If you’re eating a low-carb diet, part of the protein you take in will be used to generate glucose for the tissues that need it (mainly the brain and red blood cells). Therefore, protein requirement may go up as carbs go down.
A High(er) Protein Intake is a Good Thing
Okay, now we know that the scare tactics against a high protein intake aren’t warranted, at least not when it comes to kidney and bone health.
What about other things?
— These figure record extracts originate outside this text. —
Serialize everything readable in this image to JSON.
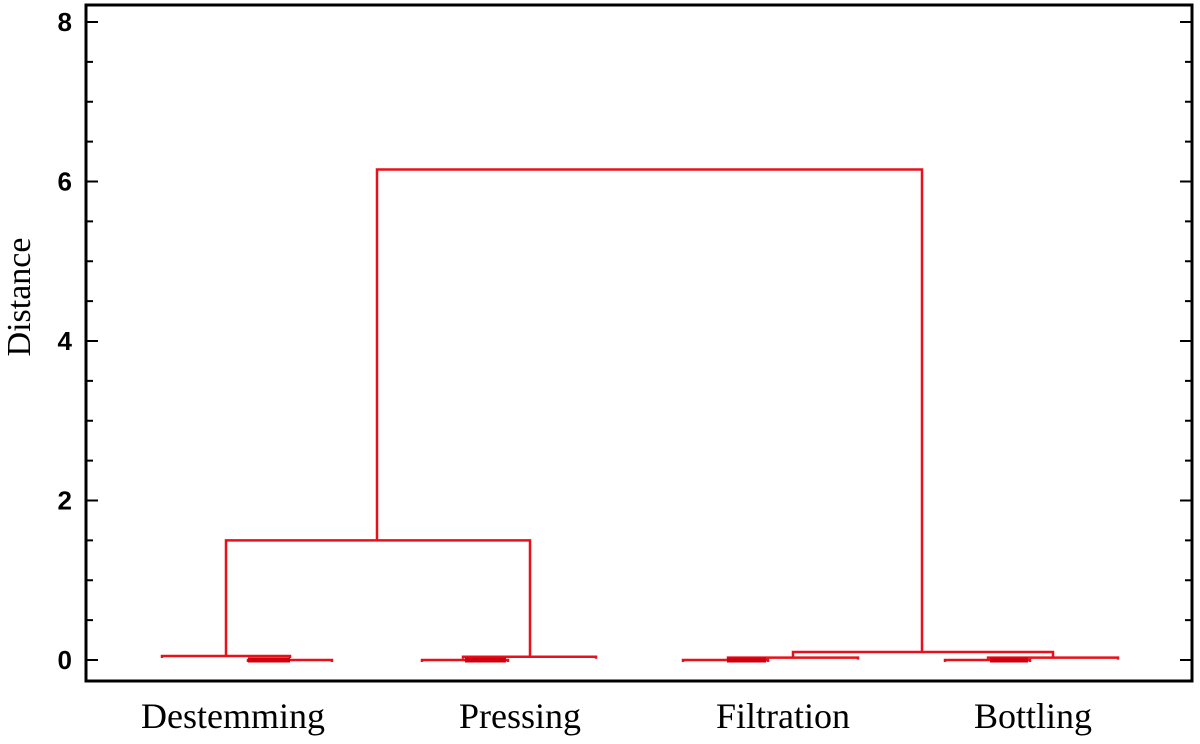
{
  "chart_data": {
    "type": "dendrogram",
    "title": "",
    "xlabel": "",
    "ylabel": "Distance",
    "ylim": [
      0,
      8
    ],
    "yticks": [
      "0",
      "2",
      "4",
      "6",
      "8"
    ],
    "leaf_groups": [
      "Destemming",
      "Pressing",
      "Filtration",
      "Bottling"
    ],
    "merges": [
      {
        "left": "Destemming",
        "right": "Pressing",
        "height": 1.5
      },
      {
        "left": "Filtration",
        "right": "Bottling",
        "height": 0.1
      },
      {
        "left": "Destemming+Pressing",
        "right": "Filtration+Bottling",
        "height": 6.15
      }
    ],
    "line_color": "#e8101a",
    "grid": false
  }
}
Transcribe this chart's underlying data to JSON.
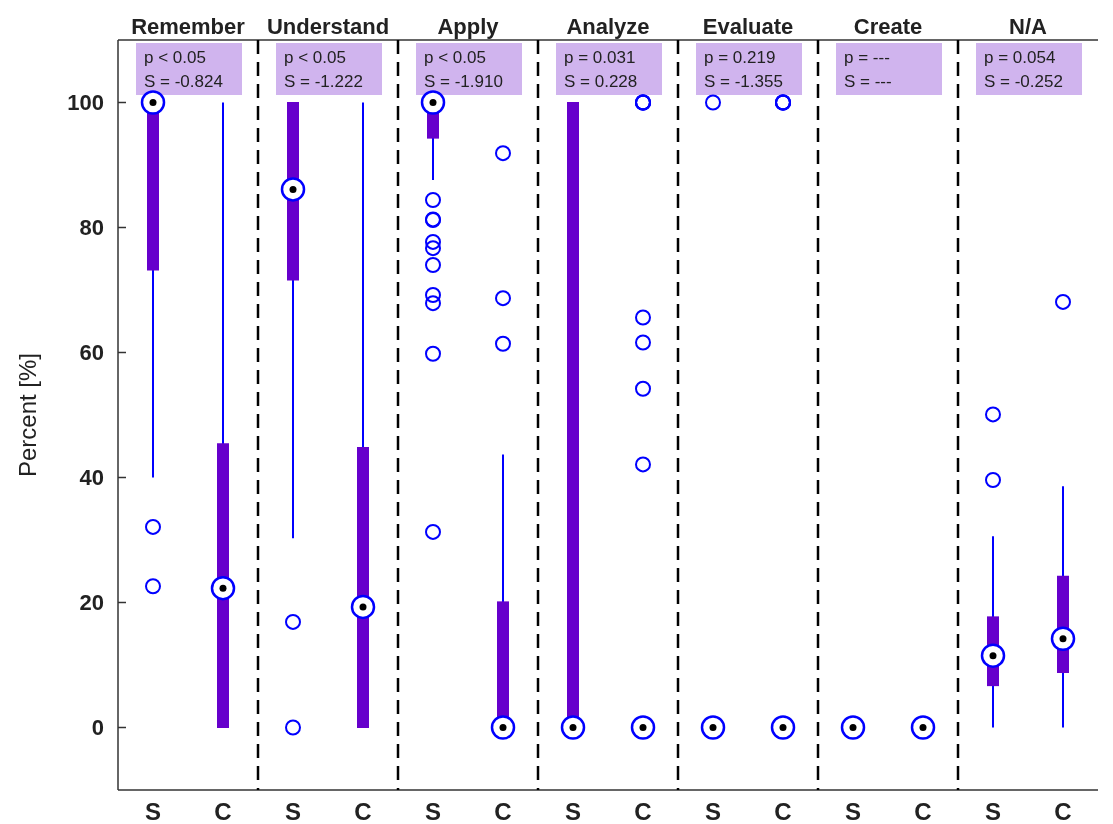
{
  "chart_data": [
    {
      "type": "box",
      "title": "Remember",
      "ylabel": "Percent [%]",
      "categories": [
        "S",
        "C"
      ],
      "ylim": [
        -10,
        110
      ],
      "yticks": [
        0,
        20,
        40,
        60,
        80,
        100
      ],
      "annotations": [
        "p < 0.05",
        "S = -0.824"
      ],
      "series": [
        {
          "color": "#6600cc",
          "boxes": [
            {
              "low": 40,
              "q1": 73.2,
              "median": 100,
              "q3": 100,
              "high": 100,
              "outliers": [
                32.1,
                22.6
              ]
            },
            {
              "low": 0,
              "q1": 0,
              "median": 22.3,
              "q3": 45.4,
              "high": 100
            }
          ]
        }
      ]
    },
    {
      "type": "box",
      "title": "Understand",
      "categories": [
        "S",
        "C"
      ],
      "ylim": [
        -10,
        110
      ],
      "tick_labels": "x",
      "annotations": [
        "p < 0.05",
        "S = -1.222"
      ],
      "series": [
        {
          "color": "#6600cc",
          "boxes": [
            {
              "low": 30.3,
              "q1": 71.6,
              "median": 86.1,
              "q3": 100,
              "high": 100,
              "outliers": [
                16.9,
                0
              ]
            },
            {
              "low": 0,
              "q1": 0,
              "median": 19.3,
              "q3": 44.8,
              "high": 100
            }
          ]
        }
      ]
    },
    {
      "type": "box",
      "title": "Apply",
      "categories": [
        "S",
        "C"
      ],
      "ylim": [
        -10,
        110
      ],
      "tick_labels": "x",
      "annotations": [
        "p < 0.05",
        "S = -1.910"
      ],
      "series": [
        {
          "color": "#6600cc",
          "boxes": [
            {
              "low": 87.6,
              "q1": 94.3,
              "median": 100,
              "q3": 100,
              "high": 100,
              "outliers": [
                84.4,
                81.3,
                81.2,
                77.7,
                76.7,
                74,
                69.2,
                67.9,
                59.8,
                31.3
              ]
            },
            {
              "low": 0,
              "q1": 0,
              "median": 0,
              "q3": 20.1,
              "high": 43.7,
              "outliers": [
                91.9,
                68.7,
                61.4
              ]
            }
          ]
        }
      ]
    },
    {
      "type": "box",
      "title": "Analyze",
      "categories": [
        "S",
        "C"
      ],
      "ylim": [
        -10,
        110
      ],
      "tick_labels": "x",
      "annotations": [
        "p = 0.031",
        "S = 0.228"
      ],
      "series": [
        {
          "color": "#6600cc",
          "boxes": [
            {
              "low": 0,
              "q1": 0,
              "median": 0,
              "q3": 100,
              "high": 100
            },
            {
              "low": 0,
              "q1": 0,
              "median": 0,
              "q3": 0,
              "high": 0,
              "outliers": [
                100,
                100,
                100,
                100,
                65.6,
                61.6,
                54.2,
                42.1
              ]
            }
          ]
        }
      ]
    },
    {
      "type": "box",
      "title": "Evaluate",
      "categories": [
        "S",
        "C"
      ],
      "ylim": [
        -10,
        110
      ],
      "tick_labels": "x",
      "annotations": [
        "p = 0.219",
        "S = -1.355"
      ],
      "series": [
        {
          "color": "#6600cc",
          "boxes": [
            {
              "low": 0,
              "q1": 0,
              "median": 0,
              "q3": 0,
              "high": 0,
              "outliers": [
                100
              ]
            },
            {
              "low": 0,
              "q1": 0,
              "median": 0,
              "q3": 0,
              "high": 0,
              "outliers": [
                100,
                100,
                100,
                100
              ]
            }
          ]
        }
      ]
    },
    {
      "type": "box",
      "title": "Create",
      "categories": [
        "S",
        "C"
      ],
      "ylim": [
        -10,
        110
      ],
      "tick_labels": "x",
      "annotations": [
        "p = ---",
        "S = ---"
      ],
      "series": [
        {
          "color": "#6600cc",
          "boxes": [
            {
              "low": 0,
              "q1": 0,
              "median": 0,
              "q3": 0,
              "high": 0
            },
            {
              "low": 0,
              "q1": 0,
              "median": 0,
              "q3": 0,
              "high": 0
            }
          ]
        }
      ]
    },
    {
      "type": "box",
      "title": "N/A",
      "categories": [
        "S",
        "C"
      ],
      "ylim": [
        -10,
        110
      ],
      "tick_labels": "x",
      "annotations": [
        "p = 0.054",
        "S = -0.252"
      ],
      "series": [
        {
          "color": "#6600cc",
          "boxes": [
            {
              "low": 0,
              "q1": 6.7,
              "median": 11.5,
              "q3": 17.7,
              "high": 30.6,
              "outliers": [
                50.1,
                39.6
              ]
            },
            {
              "low": 0,
              "q1": 8.8,
              "median": 14.2,
              "q3": 24.2,
              "high": 38.6,
              "outliers": [
                68.1
              ]
            }
          ]
        }
      ]
    }
  ]
}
What about general health, body weight, etc?
Higher protein diets have a favourable effect on weight loss, leading to improved body composition and improved biomarkers of disease, most likely mediated by increased satiety and slightly elevated energy expenditure (16, 17, 18, 19, 20).
All in all, the evidence seems to suggest that a high protein intake is beneficial to humans, without any adverse effects despite the scare tactics.
Nothing to Worry About on a Real Food Based Diet
This seems to be another one of those cases where we would do best by listening to the conventional wisdom advice, then do the exact opposite.
If you eat a low-carb, real-food based diet with plenty of animal products then your diet will naturally be high in quality protein.
However, I don’t see any reason to supplement your diet with additional protein or amino acids, except maybe a bit of whey protein after a workout.
There is no reason to eat more than 30-40% of calories as protein, the rest should be from fat (and some carbs).
If you don’t have any medical problem, then I can’t see any reason not to embrace your higher protein diet, knowing that it is probably good for you despite the scare tactics by the pseudo-scientists.
Your bones will thank you, your body weight will improve, you will be less hungry and given that high protein reduces diabetes and blood pressure then your kidneys may even thank you as well.